淡定如斯向來輕易可掌控任何失控場麵的靳斯言,此時也難免腳步一亂。

他快步走過去,剛一探身,就隻見眼尖發現他,舉著勺子手足無措看著鍋內起火的戴星禮立即眼前一亮的求救:“快靳斯言,下一步要怎麽辦!?”

靳斯言隻感覺神經都要炸了,僵著一張麵無表情的臉,啪的一聲拿著蓋扣上,轉手又快速熄火拉閘。

一係列動作不出三秒。

手無足措半天差點就要當場報警的戴星禮,終於呼出一口氣。

然而還未等她開口,下一秒一陣的天旋地轉,手中的勺子當啷一聲掉落腳下的冰冷瓷磚,與此同時脊背也咚的一聲被毫不客氣的抵在牆壁。靳斯言抬起那筋骨分明的指,直接半壓她肩膀的把人禁錮在眼前,淺色的眼底有些發沉的看向她:“一次教訓還不夠,又來?你到底要做什麽戴星禮?”

“做飯,”戴星禮有問有答,坦誠得很。

肩膀被壓的力道有些疼,她微微吸了口氣卻也沒避開,隻仰著頭看向靳斯言,眸光很輕又像藏著什麽磐石潭水:“我看網上說的,喜歡一個人,就要先抓他的胃。
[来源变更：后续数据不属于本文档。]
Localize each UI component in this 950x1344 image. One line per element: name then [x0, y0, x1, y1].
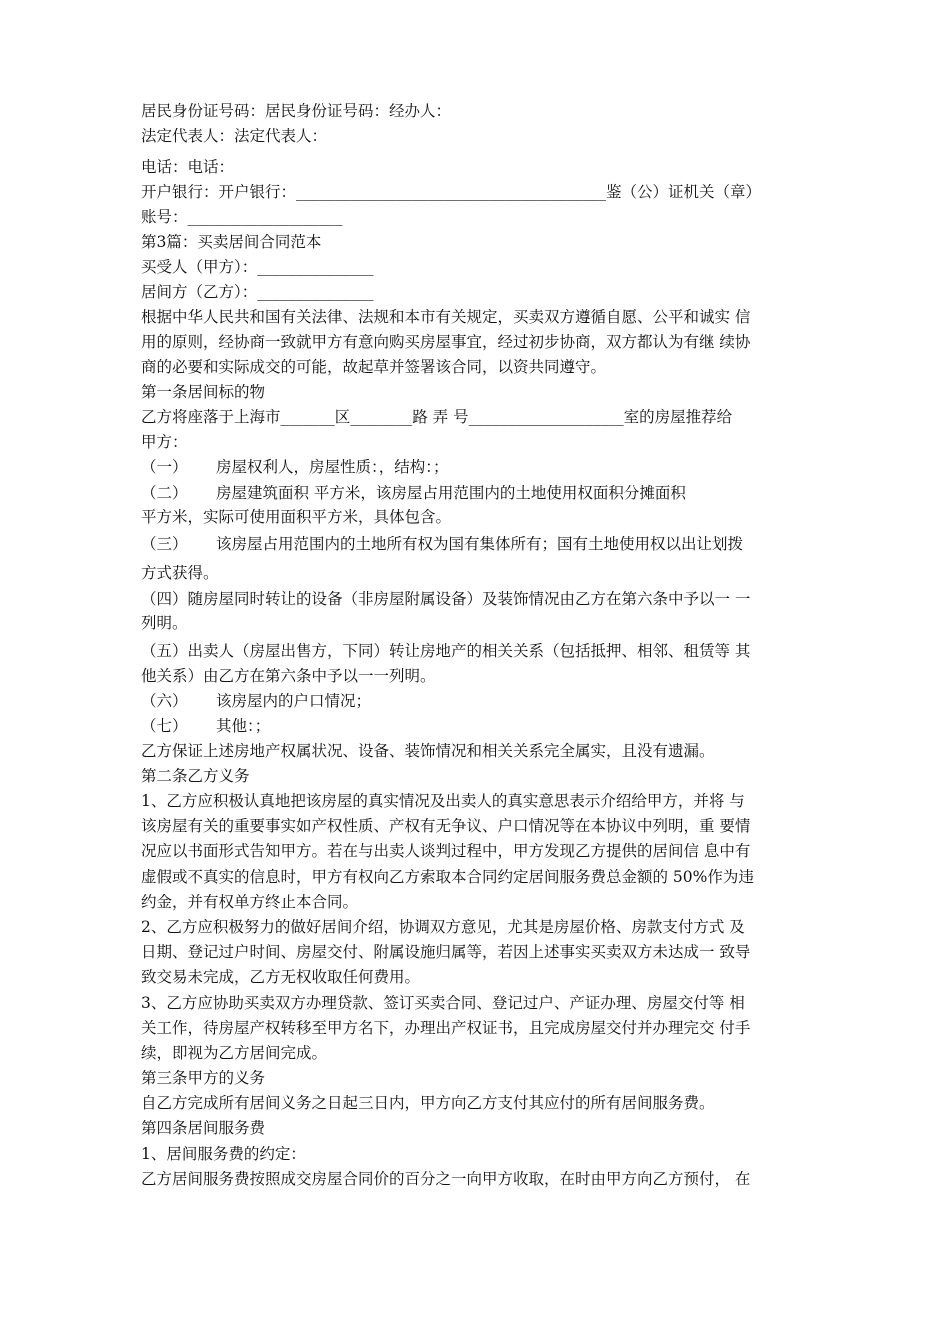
item-text: 其他：； [216, 717, 271, 735]
item-text: 该房屋占用范围内的土地所有权为国有集体所有；国有土地使用权以出让划拨 [216, 535, 744, 553]
text-line: 账号：____________________ [141, 208, 343, 226]
item-label: （七） [141, 717, 188, 735]
paragraph-line: 致交易未完成，乙方无权收取任何费用。 [141, 968, 421, 986]
article-heading: 第一条居间标的物 [141, 383, 266, 401]
section-heading: 第3篇：买卖居间合同范本 [141, 233, 322, 251]
article-heading: 第三条甲方的义务 [141, 1069, 266, 1087]
item-text: 该房屋内的户口情况； [216, 692, 372, 710]
item-label: （二） [141, 484, 188, 502]
paragraph-line: 约金，并有权单方终止本合同。 [141, 893, 359, 911]
paragraph-line: （五）出卖人（房屋出售方，下同）转让房地产的相关关系（包括抵押、相邻、租赁等 其 [141, 642, 751, 660]
text-line: 居间方（乙方）：_______________ [141, 283, 374, 301]
paragraph-line: 方式获得。 [141, 564, 219, 582]
paragraph-line: 1、乙方应积极认真地把该房屋的真实情况及出卖人的真实意思表示介绍给甲方，并将 与 [141, 792, 745, 810]
paragraph-line: 自乙方完成所有居间义务之日起三日内，甲方向乙方支付其应付的所有居间服务费。 [141, 1094, 715, 1112]
text-line: 电话：电话： [141, 158, 235, 176]
paragraph-line: 甲方： [141, 433, 188, 451]
article-heading: 第四条居间服务费 [141, 1119, 266, 1137]
paragraph-line: 关工作，待房屋产权转移至甲方名下，办理出产权证书，且完成房屋交付并办理完交 付手 [141, 1019, 751, 1037]
paragraph-line: 日期、登记过户时间、房屋交付、附属设施归属等，若因上述事实买卖双方未达成一 致导 [141, 943, 751, 961]
paragraph-line: 乙方将座落于上海市_______区________路 弄 号____________________室的房屋推荐给 [141, 408, 733, 426]
text-line: 法定代表人：法定代表人： [141, 127, 328, 145]
paragraph-line: （四）随房屋同时转让的设备（非房屋附属设备）及装饰情况由乙方在第六条中予以一 一 [141, 590, 751, 608]
text-line: 居民身份证号码：居民身份证号码：经办人： [141, 102, 452, 120]
item-text: 房屋建筑面积 平方米，该房屋占用范围内的土地使用权面积分摊面积 [216, 484, 686, 502]
paragraph-line: 2、乙方应积极努力的做好居间介绍，协调双方意见，尤其是房屋价格、房款支付方式 及 [141, 918, 745, 936]
paragraph-line: 况应以书面形式告知甲方。若在与出卖人谈判过程中，甲方发现乙方提供的居间信 息中有 [141, 842, 751, 860]
paragraph-line: 该房屋有关的重要事实如产权性质、产权有无争议、户口情况等在本协议中列明，重 要情 [141, 817, 751, 835]
paragraph-line: 根据中华人民共和国有关法律、法规和本市有关规定，买卖双方遵循自愿、公平和诚实 信 [141, 308, 751, 326]
paragraph-line: 虚假或不真实的信息时，甲方有权向乙方索取本合同约定居间服务费总金额的 50%作为违 [141, 868, 754, 886]
item-text: 房屋权利人，房屋性质：，结构：； [216, 458, 449, 476]
paragraph-line: 续，即视为乙方居间完成。 [141, 1044, 328, 1062]
paragraph-line: 商的必要和实际成交的可能，故起草并签署该合同，以资共同遵守。 [141, 358, 607, 376]
paragraph-line: 乙方居间服务费按照成交房屋合同价的百分之一向甲方收取，在时由甲方向乙方预付， 在 [141, 1170, 751, 1188]
item-label: （三） [141, 535, 188, 553]
item-label: （六） [141, 692, 188, 710]
text-line: 开户银行：开户银行：________________________________________鉴（公）证机关（章） [141, 183, 762, 201]
paragraph-line: 用的原则，经协商一致就甲方有意向购买房屋事宜，经过初步协商，双方都认为有继 续协 [141, 333, 751, 351]
item-label: （一） [141, 458, 188, 476]
text-line: 买受人（甲方）：_______________ [141, 258, 374, 276]
article-heading: 第二条乙方义务 [141, 767, 250, 785]
paragraph-line: 平方米，实际可使用面积平方米，具体包含。 [141, 508, 452, 526]
paragraph-line: 3、乙方应协助买卖双方办理贷款、签订买卖合同、登记过户、产证办理、房屋交付等 相 [141, 994, 745, 1012]
paragraph-line: 列明。 [141, 614, 188, 632]
paragraph-line: 他关系）由乙方在第六条中予以一一列明。 [141, 667, 436, 685]
paragraph-line: 乙方保证上述房地产权属状况、设备、装饰情况和相关关系完全属实，且没有遗漏。 [141, 742, 715, 760]
paragraph-line: 1、居间服务费的约定： [141, 1145, 306, 1163]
”

靳斯言力道一頓。

戴星禮不緊不慢,繼續道:“每個人都有追求自己喜歡的人或事物。你不喜歡我沒關係,我喜歡就夠了,和你無關。”

莫名的,那最後四個字從麵前這個小姑娘口中說出,靳斯言內心都在跳動的不舒服。

他指尖壓著戴星禮一側肩膀的力道一再放輕,到了最後隻那麽虛虛的搭在上邊:“……廚房。”

話未說完,便被戴星禮徑直打斷。

“這次修理費我來出,”戴星禮輕易揮開他的手,不冷不淡:“放心,保證原樣修複。”

就她這白癡手藝,戴星禮覺得以抓住對方胃這種方法,簡直就是折磨挑戰人心。